Date of Completion

4-14-2019

Embargo Period

4-15-2019

Keywords

Phylogeny, Protein Domain, Reconciliation, Integer Linear Programming, Dynamic Algorithm

Major Advisor

Mukul S. Bansal

Associate Advisor

Ion Mandoiu

Associate Advisor

Yufeng Wu

Field of Study

Computer Science and Engineering

Degree

Doctor of Philosophy

Open Access

Open Access

Abstract

Genes, as functional fragments of DNA sequences, evolve inside genomes through evolutionary events such as gene duplication, gene loss, and horizontal gene transfer. These evolutionary events are often assumed to affect entire genes, rather than parts of genes. However, it is well understood that a majority of genes in eukaryotes consist of multiple protein domains that can be independently lost or gained during evolution. Despite the fact that a large amount of research has been conducted on protein domains, existing research generally focuses on detecting domains and on studying the domain content of genes. Thus, the study of domain evolution itself is still in its infancy, and the relationship between domain level, gene level, and species level evolution has not been sufficiently explored. Phylogenetic reconciliation is a powerful technique for inferring gene family evolution and is used to study the evolution of gene families inside species trees. In this dissertation, we develop an expanded reconciliation model that also accounts for domain evolution and explicitly captures the interdependence of domain, gene, and species level evolution.

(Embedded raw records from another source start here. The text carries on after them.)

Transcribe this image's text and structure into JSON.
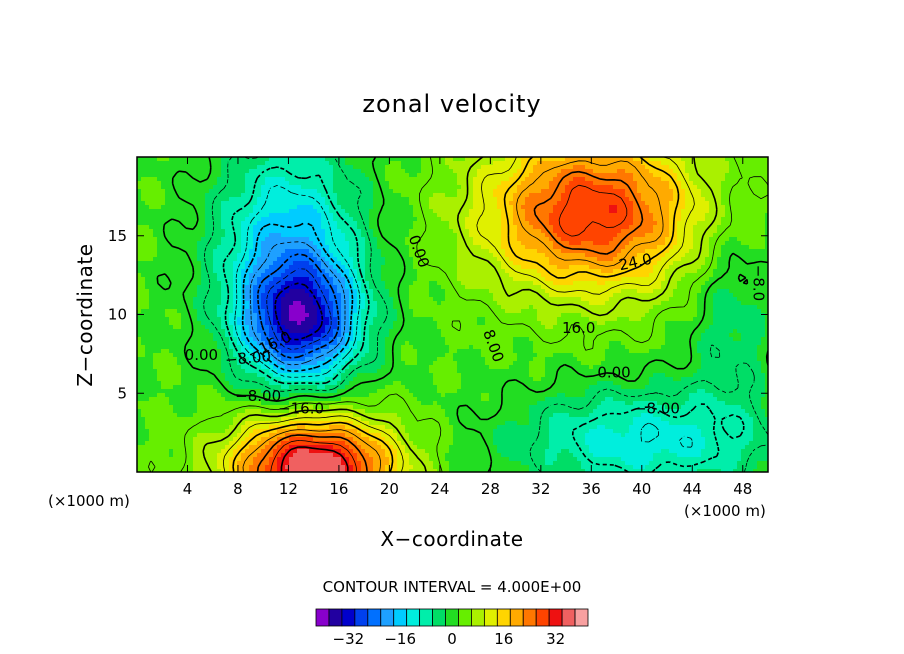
{
  "chart_data": {
    "type": "contour",
    "title": "zonal velocity",
    "xlabel": "X−coordinate",
    "ylabel": "Z−coordinate",
    "x_unit": "(×1000 m)",
    "y_unit": "(×1000 m)",
    "xlim": [
      0,
      50
    ],
    "ylim": [
      0,
      20
    ],
    "x_ticks": [
      4,
      8,
      12,
      16,
      20,
      24,
      28,
      32,
      36,
      40,
      44,
      48
    ],
    "y_ticks": [
      5,
      10,
      15
    ],
    "contour_interval_text": "CONTOUR INTERVAL = 4.000E+00",
    "contour_labels": [
      {
        "text": "0.00",
        "x": 22.3,
        "y": 14.0,
        "rotate": 70
      },
      {
        "text": "24.0",
        "x": 39.5,
        "y": 13.3,
        "rotate": -12
      },
      {
        "text": "−8.0",
        "x": 49.2,
        "y": 12.0,
        "rotate": 90
      },
      {
        "text": "16.0",
        "x": 35.0,
        "y": 9.1,
        "rotate": 0
      },
      {
        "text": "8.00",
        "x": 28.2,
        "y": 8.0,
        "rotate": 70
      },
      {
        "text": "0.00",
        "x": 37.8,
        "y": 6.3,
        "rotate": 0
      },
      {
        "text": "−8.00",
        "x": 41.2,
        "y": 4.0,
        "rotate": 0
      },
      {
        "text": "0.00",
        "x": 5.1,
        "y": 7.4,
        "rotate": 0
      },
      {
        "text": "−8.00",
        "x": 8.8,
        "y": 7.2,
        "rotate": -5
      },
      {
        "text": "−16.0",
        "x": 10.5,
        "y": 8.0,
        "rotate": -25
      },
      {
        "text": "−8.00",
        "x": 9.6,
        "y": 4.8,
        "rotate": 0
      },
      {
        "text": "−16.0",
        "x": 13.0,
        "y": 4.0,
        "rotate": 0
      }
    ],
    "extrema": [
      {
        "kind": "min",
        "x": 13.0,
        "y": 9.5,
        "value": -30
      },
      {
        "kind": "max",
        "x": 36.0,
        "y": 16.5,
        "value": 28
      },
      {
        "kind": "max",
        "x": 14.0,
        "y": 0.3,
        "value": 36
      }
    ],
    "colorbar": {
      "levels": [
        -40,
        -36,
        -32,
        -28,
        -24,
        -20,
        -16,
        -12,
        -8,
        -4,
        0,
        4,
        8,
        12,
        16,
        20,
        24,
        28,
        32,
        36,
        40
      ],
      "tick_labels": [
        "−32",
        "−16",
        "0",
        "16",
        "32"
      ],
      "tick_values": [
        -32,
        -16,
        0,
        16,
        32
      ],
      "colors": [
        "#8800cc",
        "#2200a0",
        "#0000cc",
        "#0040ee",
        "#0070ff",
        "#1ea0ff",
        "#00ccff",
        "#00eedd",
        "#00eeaa",
        "#00dd66",
        "#22dd22",
        "#66ee00",
        "#aaf000",
        "#e0f000",
        "#ffd500",
        "#ffaa00",
        "#ff7700",
        "#ff4400",
        "#ee1111",
        "#f06060",
        "#f8a0a0"
      ]
    }
  }
}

We show that the problem of finding an optimal reconciliation under this new Domain-Gene-Species (DGS) reconciliation model is NP-hard, and devise an effective heuristic algorithm as well as an ILP-based exact algorithm for the problem. Both algorithms are tested on a genome-wide data set containing thousands of domain families and gene families from 12 fly species. We also present an extended version of DGS model which reconciles multiple domain trees, multiple gene trees and a species tree simultaneously.